If you are going to Joseph Russo's house in the evening, he'll leave the lights on for you -- all 25,000 of them.
Each year, Mr. Russo lights up his Pasadena neighborhood with brightly colored Christmas decorations on his lawn, roof, trees and driveway.
From a wooden display of Santa's Workshop in which jolly old Saint Nicholas waves and an elf paints a toy, to the comparatively tame Nativity scene, Mr. Russo's decorations are the holiday hub of his neighborhood.
"You've got to get the Christmas spirit when you live across the street from him," says Janice Hastings, one of his neighbors. "That would even make Scrooge want to have Christmas."
As Christmas grows nearer, Mr. Russo wires up a large speaker outside and softly plays organ and chime renditions of Christmas carols.
"It's really beautiful," Ms. Hastings says. "We don't even attempt to decorate."
Mr. Russo says he is glad that so many people enjoy his single-handed effort to bring holiday cheer to his neighborhood and the house where he lives with his wife, Ruth, son Keith and daughter-in-law Lisa.

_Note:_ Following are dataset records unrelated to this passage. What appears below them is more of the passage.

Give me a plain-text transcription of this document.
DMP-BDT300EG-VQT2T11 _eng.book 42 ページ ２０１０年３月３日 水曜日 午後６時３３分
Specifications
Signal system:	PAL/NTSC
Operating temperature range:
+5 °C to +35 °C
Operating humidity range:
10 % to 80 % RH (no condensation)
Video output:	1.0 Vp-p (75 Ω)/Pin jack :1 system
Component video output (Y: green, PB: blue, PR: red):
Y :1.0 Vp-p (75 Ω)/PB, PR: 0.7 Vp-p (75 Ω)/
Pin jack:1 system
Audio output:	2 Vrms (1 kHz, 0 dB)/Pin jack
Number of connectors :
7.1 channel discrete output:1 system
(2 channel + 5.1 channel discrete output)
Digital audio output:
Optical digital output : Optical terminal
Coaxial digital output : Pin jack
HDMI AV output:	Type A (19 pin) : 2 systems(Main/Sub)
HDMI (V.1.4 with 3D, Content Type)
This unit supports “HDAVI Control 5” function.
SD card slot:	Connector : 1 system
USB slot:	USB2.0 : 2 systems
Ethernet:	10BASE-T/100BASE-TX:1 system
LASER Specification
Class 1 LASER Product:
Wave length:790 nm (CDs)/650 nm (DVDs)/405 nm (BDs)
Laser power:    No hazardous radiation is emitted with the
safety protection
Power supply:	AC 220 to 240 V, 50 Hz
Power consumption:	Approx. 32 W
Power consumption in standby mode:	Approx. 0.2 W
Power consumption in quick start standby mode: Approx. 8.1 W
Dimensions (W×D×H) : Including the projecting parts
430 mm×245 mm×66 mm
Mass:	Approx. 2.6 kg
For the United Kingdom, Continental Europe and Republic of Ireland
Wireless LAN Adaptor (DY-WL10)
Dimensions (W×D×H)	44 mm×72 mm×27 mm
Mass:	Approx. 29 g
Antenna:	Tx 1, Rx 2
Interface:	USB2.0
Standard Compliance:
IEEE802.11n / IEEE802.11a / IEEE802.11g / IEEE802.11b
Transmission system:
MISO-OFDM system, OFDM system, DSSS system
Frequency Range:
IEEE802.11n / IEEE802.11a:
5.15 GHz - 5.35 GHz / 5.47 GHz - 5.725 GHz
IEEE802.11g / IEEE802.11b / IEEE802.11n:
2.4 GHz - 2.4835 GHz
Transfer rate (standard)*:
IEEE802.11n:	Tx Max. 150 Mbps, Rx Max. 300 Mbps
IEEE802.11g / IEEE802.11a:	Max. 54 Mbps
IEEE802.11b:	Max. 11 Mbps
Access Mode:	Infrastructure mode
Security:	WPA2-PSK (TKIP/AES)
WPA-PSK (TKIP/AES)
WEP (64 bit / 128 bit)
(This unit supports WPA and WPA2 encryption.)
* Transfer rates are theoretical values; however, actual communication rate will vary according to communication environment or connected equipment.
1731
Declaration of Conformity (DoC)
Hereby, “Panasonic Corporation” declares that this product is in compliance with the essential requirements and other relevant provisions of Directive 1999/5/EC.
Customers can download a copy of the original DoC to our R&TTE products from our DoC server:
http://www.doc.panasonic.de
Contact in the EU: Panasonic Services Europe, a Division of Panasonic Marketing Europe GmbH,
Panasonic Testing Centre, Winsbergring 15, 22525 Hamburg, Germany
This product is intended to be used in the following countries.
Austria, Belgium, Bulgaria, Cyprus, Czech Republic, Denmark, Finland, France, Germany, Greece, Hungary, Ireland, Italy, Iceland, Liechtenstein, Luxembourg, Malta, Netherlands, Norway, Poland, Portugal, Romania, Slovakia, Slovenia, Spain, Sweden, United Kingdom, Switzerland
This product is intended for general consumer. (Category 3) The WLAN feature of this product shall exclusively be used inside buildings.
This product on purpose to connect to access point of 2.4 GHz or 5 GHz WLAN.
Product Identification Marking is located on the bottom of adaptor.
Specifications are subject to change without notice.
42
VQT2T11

The Baltimore firefighter begins his task in October, putting up the lights and scenes that he estimates cost between $3,000 and $5,000.
Each year he spends about $500 more on decorations, some of which he displays that year and some of which he saves for the next year. He tries to add about 2,000 lights each year, and re-arrange the scenes.
L And if he gets anything to which he can add lights, he does.
"If I sit still long enough, I'd probably put lights on myself," he says.
This holiday tradition for the Russos began about 12 years ago, Mr. Russo says, when the family lived in Riviera Beach. While driving around to see other families' Christmas decorations, he admired the families that went all out to decorate their houses.
When he decided to make his home a noticeable one, he got hooked on lights.
"I used to go out in the woods and cut off branches and put them in the yard just to have something to stick lights on," he says.
Today, Mr. Russo buys artificial trees. The smallest ones -- 12 inches tall and wrapped in 35 lights each -- line his half-circle driveway and illuminate other areas of the yard.
The 4-foot-tall trees each carry 100 lights and the 6-foot-tall trees have 200. There are 2,000 to 3,000 lights on his roof, and countless more that cascade down the sides of his house and the two-car garage.
But Mr. Russo doesn't stop there. He adds the outlined ornaments -- "Season's Greetings," "Joy," "Noel," a snowman, a tree, a Christmas bulb -- and hooks all of these glittering jewels into more than 30 outdoor electrical sockets spread all over his yard, even in each fence post.
Mr. Russo estimates that he pays an extra $300 on his electric bill to keep the lights shining from dusk to midnight during December.
But he says the cost is secondary.
"Just to see the kids' eyes, it's right nice and then it's all worth it," he says.
When he takes the decorations down in the middle of January, he stores them in a 12-foot-by-16-foot shed that he built partially for that purpose. The decorations take up the entire second level of the shed.
Many motorists slow down or stop on Lake Shore Drive as they view the spectacle of lights. Some get out of their cars and tour the yard, and a few even leave cards or letters in Mr. Russo's lighted mailbox telling him how much they enjoy his decorations.
That just encourages Mr. Russo to decorate even more.